If you want to chat about the above (or the below), I enjoy receiving emails out of the blue: email@example.com.
I graduated from Brown in 2003 with a combined degree in Math and Computer Science. While in school, my studies focused on computer graphics, machine vision, and operating systems, and I worked most closely with Michael Black and Andries van Dam. I accepted a software engineering job offer from Google in my final semester at Brown, and I joined them immediately after a three month summer internship at Microsoft Research in Silicon Valley (where I worked under the direction of Michael Isard).
I spent my first two years at Google alternating between a state of awe regarding my new colleagues and a state of disappointment about my actual project work. To make a long story short, we were trying to solve too many problems at once, and though I learned a great deal about software engineering, technical leadership, and product positioning, I eventually decided to set sail for the land of large-scale distributed infrastructure.
From 2005-2008, I built an always-on distributed tracing project called Dapper; it began life as a proof-of-concept prototype, but over the years I fleshed out the technology stack and built a team of twelve (you can read the paper some colleagues and I later wrote about it at bit.ly/google_dapper). Dapper became — and still is — a core technology at Google; it helps developers make sense of distributed systems that often involve 10K-100K distinct processes.
In 2009, I brought together a small core group to build Monarch, a large-scale (~100K process) and high-availability timeseries collection, storage, and query system, as well as a configuration and console toolchain layered on top. That group eventually grew into a 20-30 person engineering team that I led, and the technology we developed is now Google's company-wide multi-tenant monitoring service. I worked on Monarch up through the end of my time at Google. It was fun engineering work, but...
When I left school I had intended to build products that could improve people's lives on a large scale, and yet I found myself building gigantic systems that, despite their importance to the company, were mostly invisible outside of Google. In late 2012 I took a position at a startup founded by an old colleague of mine. I treated my experience as a startup employee as a continuous learning process, mostly in non-technical areas (marketing, PR, business development, recruiting), though I also valued the opportunity to catch up on non-Google technology stacks.

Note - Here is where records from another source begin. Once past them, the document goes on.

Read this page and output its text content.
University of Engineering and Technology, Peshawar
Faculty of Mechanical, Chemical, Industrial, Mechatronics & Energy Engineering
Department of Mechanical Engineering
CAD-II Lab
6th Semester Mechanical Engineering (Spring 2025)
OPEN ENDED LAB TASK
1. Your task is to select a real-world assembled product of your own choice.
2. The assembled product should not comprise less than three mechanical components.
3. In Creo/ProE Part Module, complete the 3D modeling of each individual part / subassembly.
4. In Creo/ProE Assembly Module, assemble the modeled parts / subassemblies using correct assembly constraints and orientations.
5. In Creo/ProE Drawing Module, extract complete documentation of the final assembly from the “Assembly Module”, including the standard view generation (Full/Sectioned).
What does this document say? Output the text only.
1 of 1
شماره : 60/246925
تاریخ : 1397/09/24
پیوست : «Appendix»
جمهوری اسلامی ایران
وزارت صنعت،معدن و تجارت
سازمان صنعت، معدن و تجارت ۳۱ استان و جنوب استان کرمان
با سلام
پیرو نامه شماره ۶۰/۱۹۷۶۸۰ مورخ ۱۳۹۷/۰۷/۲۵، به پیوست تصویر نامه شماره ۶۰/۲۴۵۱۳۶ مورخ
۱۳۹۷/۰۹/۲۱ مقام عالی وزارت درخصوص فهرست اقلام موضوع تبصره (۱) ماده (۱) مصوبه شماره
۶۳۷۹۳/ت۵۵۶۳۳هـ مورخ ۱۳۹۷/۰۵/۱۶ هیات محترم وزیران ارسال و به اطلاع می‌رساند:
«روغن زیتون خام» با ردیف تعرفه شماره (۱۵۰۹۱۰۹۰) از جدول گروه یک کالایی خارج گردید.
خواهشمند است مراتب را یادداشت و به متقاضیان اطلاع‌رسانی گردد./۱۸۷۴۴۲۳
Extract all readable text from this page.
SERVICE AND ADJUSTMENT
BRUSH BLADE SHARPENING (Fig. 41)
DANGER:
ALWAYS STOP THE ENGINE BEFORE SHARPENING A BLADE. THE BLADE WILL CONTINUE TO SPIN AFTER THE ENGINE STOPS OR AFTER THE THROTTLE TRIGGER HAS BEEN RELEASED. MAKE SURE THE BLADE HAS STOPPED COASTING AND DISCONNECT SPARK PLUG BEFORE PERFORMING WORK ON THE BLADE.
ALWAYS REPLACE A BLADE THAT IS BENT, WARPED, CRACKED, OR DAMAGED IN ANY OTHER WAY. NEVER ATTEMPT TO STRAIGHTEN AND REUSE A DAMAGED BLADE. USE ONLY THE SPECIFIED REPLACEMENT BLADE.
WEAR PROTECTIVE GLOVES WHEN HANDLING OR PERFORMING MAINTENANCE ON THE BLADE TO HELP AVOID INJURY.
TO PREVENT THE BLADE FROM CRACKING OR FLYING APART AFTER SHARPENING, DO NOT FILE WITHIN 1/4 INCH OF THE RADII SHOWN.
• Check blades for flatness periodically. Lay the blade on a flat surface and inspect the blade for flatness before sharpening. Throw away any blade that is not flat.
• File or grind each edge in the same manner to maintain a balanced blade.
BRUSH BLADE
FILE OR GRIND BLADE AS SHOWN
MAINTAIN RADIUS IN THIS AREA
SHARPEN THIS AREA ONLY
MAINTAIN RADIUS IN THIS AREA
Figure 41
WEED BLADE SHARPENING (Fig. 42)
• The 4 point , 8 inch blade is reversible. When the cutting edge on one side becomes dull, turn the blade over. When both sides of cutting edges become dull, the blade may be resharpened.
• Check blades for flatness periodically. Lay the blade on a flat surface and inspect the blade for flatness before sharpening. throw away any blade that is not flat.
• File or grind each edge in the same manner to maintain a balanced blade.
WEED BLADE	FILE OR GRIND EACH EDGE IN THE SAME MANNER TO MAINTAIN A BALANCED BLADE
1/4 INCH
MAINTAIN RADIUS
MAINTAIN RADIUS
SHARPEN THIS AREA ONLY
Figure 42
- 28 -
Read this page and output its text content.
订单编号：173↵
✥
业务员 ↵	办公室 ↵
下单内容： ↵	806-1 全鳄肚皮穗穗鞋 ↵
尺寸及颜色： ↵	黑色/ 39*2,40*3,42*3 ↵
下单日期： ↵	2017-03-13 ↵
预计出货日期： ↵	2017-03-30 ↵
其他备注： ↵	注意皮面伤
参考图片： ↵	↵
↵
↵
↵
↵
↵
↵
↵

More than anything, leaving Google helped me realize two things: (1) how much I enjoy the dynamism of working in the open market; and (2) how, while Google's scale certainly makes for challenging engineering problems wherever you look, the solution space outside of the Googles and Facebooks of the world is in many ways more interesting: when there are 10-100x fewer transactions per second, the level of detail in monitoring workflows can increase in turn. In this way, taking Google technology and selling it to the rest of the world actually sells the rest of the world short. We can build much more featureful and flexible things when we don't need to satisfy the world's 2-3 largest/outlier software deployments.